In terms of audio, it’s a mixed bag. The game has relatively impressive voice samples, taken straight from the arcade game, that are present here. However, for anyone who played the original, they would notice the rather limited number of samples available here. Speech samples are a small handful of grunts, a laugh, and a couple yells. It’s reduced to somewhere in the neighborhood of 1/3 of the original voice samples, and despite being somewhat impressive coming out of the Game Boy hardware, are still far less than what the original game allowed for. There are also punch and kick noises, which sound like you might expect them to, sort of a “whiff” sound. Unfortunately, only one music track from the arcade game is converted, and because the original wasn’t exactly a bastion of great melody, since that’s all that’s left available from the 4 sound channels on the hardware, it grates quickly because it’s just not that well composed.

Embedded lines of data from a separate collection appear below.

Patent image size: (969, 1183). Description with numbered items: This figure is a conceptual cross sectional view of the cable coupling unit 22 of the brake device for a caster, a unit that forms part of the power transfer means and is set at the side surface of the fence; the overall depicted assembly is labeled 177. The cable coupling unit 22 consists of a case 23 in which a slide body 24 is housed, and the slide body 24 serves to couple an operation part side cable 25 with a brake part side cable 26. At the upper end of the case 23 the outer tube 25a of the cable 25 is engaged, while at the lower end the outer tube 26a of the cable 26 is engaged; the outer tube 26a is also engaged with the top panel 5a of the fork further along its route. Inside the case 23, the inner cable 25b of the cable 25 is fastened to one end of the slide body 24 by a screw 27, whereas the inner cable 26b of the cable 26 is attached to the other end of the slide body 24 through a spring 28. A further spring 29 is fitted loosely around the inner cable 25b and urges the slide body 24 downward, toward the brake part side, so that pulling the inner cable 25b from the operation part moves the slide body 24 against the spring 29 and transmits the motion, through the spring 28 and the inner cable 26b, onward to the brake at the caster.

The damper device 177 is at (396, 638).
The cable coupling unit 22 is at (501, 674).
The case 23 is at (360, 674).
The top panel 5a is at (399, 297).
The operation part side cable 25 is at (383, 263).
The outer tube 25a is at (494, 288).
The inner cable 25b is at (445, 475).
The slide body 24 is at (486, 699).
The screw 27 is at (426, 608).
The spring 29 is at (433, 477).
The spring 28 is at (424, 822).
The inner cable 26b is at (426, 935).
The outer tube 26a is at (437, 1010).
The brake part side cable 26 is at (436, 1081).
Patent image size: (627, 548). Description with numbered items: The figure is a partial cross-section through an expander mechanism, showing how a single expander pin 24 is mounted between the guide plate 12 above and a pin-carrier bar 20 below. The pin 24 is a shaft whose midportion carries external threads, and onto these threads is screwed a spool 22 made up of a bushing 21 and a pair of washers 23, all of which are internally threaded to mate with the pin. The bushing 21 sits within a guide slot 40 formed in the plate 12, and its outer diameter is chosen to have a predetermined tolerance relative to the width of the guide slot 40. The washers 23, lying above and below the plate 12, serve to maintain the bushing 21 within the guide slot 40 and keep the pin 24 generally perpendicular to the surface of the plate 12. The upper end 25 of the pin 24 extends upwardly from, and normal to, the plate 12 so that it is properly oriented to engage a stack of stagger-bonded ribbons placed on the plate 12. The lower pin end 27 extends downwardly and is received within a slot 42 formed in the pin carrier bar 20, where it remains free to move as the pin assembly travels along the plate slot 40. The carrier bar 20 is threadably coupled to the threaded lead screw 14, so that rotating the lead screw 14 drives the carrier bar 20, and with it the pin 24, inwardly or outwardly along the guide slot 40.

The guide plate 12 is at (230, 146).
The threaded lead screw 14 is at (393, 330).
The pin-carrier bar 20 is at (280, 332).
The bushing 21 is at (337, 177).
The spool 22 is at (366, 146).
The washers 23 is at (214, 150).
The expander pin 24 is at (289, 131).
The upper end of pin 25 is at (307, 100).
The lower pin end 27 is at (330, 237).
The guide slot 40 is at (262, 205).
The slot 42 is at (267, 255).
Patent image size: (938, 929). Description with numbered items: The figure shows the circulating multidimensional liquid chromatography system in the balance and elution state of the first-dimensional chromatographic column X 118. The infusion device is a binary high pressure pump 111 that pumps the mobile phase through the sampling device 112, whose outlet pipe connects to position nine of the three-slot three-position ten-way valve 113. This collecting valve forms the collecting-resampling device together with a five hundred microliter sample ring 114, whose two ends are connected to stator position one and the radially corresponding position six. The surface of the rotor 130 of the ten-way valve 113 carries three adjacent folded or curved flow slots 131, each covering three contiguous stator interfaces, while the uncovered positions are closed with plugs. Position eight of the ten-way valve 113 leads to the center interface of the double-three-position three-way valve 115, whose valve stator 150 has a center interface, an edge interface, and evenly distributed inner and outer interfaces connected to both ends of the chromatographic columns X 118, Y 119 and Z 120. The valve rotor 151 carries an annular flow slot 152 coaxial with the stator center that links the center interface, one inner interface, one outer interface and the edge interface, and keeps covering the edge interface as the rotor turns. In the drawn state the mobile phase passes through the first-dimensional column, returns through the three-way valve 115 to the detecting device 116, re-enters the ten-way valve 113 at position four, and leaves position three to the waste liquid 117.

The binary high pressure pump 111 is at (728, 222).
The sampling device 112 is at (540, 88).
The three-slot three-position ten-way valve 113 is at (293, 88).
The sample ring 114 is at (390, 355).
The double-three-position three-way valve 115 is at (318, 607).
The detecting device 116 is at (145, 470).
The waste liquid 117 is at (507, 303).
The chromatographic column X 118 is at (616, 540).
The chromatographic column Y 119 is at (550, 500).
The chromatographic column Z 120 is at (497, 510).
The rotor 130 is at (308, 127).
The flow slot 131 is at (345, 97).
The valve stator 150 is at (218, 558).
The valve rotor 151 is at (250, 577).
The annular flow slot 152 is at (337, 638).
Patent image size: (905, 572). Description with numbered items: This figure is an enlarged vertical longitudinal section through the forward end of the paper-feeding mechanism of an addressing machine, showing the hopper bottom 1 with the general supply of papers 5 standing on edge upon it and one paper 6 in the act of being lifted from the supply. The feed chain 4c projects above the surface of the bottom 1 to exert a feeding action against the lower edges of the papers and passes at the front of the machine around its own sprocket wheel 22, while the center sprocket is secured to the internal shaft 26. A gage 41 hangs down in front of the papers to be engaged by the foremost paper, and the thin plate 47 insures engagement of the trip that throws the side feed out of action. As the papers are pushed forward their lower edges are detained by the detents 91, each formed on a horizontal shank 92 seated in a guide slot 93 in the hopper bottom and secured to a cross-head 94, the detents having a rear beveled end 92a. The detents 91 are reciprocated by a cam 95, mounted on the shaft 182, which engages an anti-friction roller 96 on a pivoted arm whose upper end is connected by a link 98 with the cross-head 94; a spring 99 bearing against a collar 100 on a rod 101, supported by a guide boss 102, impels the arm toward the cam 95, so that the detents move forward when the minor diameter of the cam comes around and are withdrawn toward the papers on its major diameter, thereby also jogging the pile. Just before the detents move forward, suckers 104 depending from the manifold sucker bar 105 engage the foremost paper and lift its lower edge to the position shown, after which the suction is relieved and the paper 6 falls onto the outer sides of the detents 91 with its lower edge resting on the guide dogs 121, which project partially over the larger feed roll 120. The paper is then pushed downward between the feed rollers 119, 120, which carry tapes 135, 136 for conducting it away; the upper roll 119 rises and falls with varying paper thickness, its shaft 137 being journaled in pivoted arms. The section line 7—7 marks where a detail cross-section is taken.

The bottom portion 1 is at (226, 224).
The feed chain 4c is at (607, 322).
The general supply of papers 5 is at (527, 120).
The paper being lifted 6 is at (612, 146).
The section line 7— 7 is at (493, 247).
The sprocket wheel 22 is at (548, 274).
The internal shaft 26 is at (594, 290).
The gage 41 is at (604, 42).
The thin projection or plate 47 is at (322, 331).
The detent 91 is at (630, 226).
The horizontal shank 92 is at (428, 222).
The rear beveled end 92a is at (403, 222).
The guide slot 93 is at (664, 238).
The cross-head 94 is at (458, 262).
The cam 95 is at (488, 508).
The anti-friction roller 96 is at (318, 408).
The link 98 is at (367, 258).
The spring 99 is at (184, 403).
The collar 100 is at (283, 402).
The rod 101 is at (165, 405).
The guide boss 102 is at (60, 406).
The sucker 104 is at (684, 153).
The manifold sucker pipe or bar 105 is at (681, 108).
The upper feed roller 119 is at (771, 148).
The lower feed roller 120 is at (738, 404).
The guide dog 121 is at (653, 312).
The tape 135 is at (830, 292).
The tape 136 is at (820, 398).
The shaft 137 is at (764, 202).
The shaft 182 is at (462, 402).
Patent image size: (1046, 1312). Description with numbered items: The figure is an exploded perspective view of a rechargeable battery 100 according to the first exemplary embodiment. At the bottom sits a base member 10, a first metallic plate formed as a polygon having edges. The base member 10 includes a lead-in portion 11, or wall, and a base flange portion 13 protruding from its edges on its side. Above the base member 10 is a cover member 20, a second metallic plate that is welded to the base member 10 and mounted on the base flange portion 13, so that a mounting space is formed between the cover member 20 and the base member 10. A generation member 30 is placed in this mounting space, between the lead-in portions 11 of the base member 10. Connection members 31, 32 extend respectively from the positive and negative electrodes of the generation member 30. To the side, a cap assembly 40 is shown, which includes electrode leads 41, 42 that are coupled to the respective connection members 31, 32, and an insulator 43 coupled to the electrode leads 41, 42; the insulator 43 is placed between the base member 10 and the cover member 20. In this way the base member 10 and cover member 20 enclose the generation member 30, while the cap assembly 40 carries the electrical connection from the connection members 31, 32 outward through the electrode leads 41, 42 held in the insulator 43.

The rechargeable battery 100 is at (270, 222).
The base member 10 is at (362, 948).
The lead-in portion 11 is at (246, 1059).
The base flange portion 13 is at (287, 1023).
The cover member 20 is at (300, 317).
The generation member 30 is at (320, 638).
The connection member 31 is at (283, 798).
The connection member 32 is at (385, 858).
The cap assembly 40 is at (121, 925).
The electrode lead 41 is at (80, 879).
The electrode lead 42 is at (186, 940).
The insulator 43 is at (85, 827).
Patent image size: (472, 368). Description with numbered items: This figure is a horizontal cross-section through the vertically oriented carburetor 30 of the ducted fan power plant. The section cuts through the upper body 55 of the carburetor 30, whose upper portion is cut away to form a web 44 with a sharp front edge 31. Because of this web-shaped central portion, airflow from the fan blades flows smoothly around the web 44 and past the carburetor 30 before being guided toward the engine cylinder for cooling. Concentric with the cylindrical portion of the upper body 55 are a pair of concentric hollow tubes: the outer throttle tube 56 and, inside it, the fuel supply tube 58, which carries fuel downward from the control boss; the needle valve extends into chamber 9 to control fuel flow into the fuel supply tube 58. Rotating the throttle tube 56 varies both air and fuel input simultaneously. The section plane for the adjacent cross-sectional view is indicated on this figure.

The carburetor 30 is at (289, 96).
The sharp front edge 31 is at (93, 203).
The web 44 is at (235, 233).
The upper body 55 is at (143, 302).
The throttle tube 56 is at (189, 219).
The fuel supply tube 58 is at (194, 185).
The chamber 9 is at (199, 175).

The other curious thing about the audio is what happens when you playPit-Fighter on a Game Boy Advance, GBA SP, or Game Boy Player add-on. You get this curious effect where, interspersed with the sound and music, you hear this high-pitched whistle or ringing effect. It rings somewhat intermittently as the game is played, but the occurrence of it is near-constant. As if the game’s sound didn’t already border on annoying, this happens, and puts the whole experience over the top. It’s an interesting phenomenon, and while I don’t yet know the reason for this anomaly, I recorded a video documenting it, along with the odd video problem I mentioned earlier, regarding character sprites blending into the background:
At the end of the day, Pit-Fighter remains only marginally playable. The original game wasn’t known for tight control, and the Game Boy port fares no better. The game’s “moves” aren’t easy to pull off, and some of the maneuvers, like the rolling that Buzz can do when he gets up from being knocked down, I was never able to accomplish. The graphics are problematic because of the choice to merely copy the arcade, rather than retool for the hardware, and the impressive speech samples aren’t enough to save the game’s audio from being anything more than mediocre at best. The game offers no continues, unlike the arcade original, and because there are no power-ups (like the “power pill” which offered temporary invincibility in the original), health restores, or breathing room, the randomness of the enemy characters just adds to the punishing difficulty. With some practice, I was able to kind of make it to the 3rd fight on most every attempt, but the game also lacks the “Grudge Match” option, where you fight a clone of yourself to try and score 3 knockdowns. With all that’s missing from this port, all that the development team failed to tighten, and the obvious fact that this just wasn’t a stellar game to begin with, and you’re left with a Game Boy title that made neither Tengen, nor TH-Q, into world heroes (please, someone stop me!). I paid exactly $4 for this, and that’s probably the most I would encourage anyone to pay. Not that I’m encouraging anyone to pay for this game. No, I would tell you to stay away, because it’s just not a good game, it’s not a fun game, and it’s not worth your time. Pass this one up unless you’re a Pit-Fighter die-hard (should such a creature exist), or an avid collector like me, who masochistically has to have every title, no matter how wretched.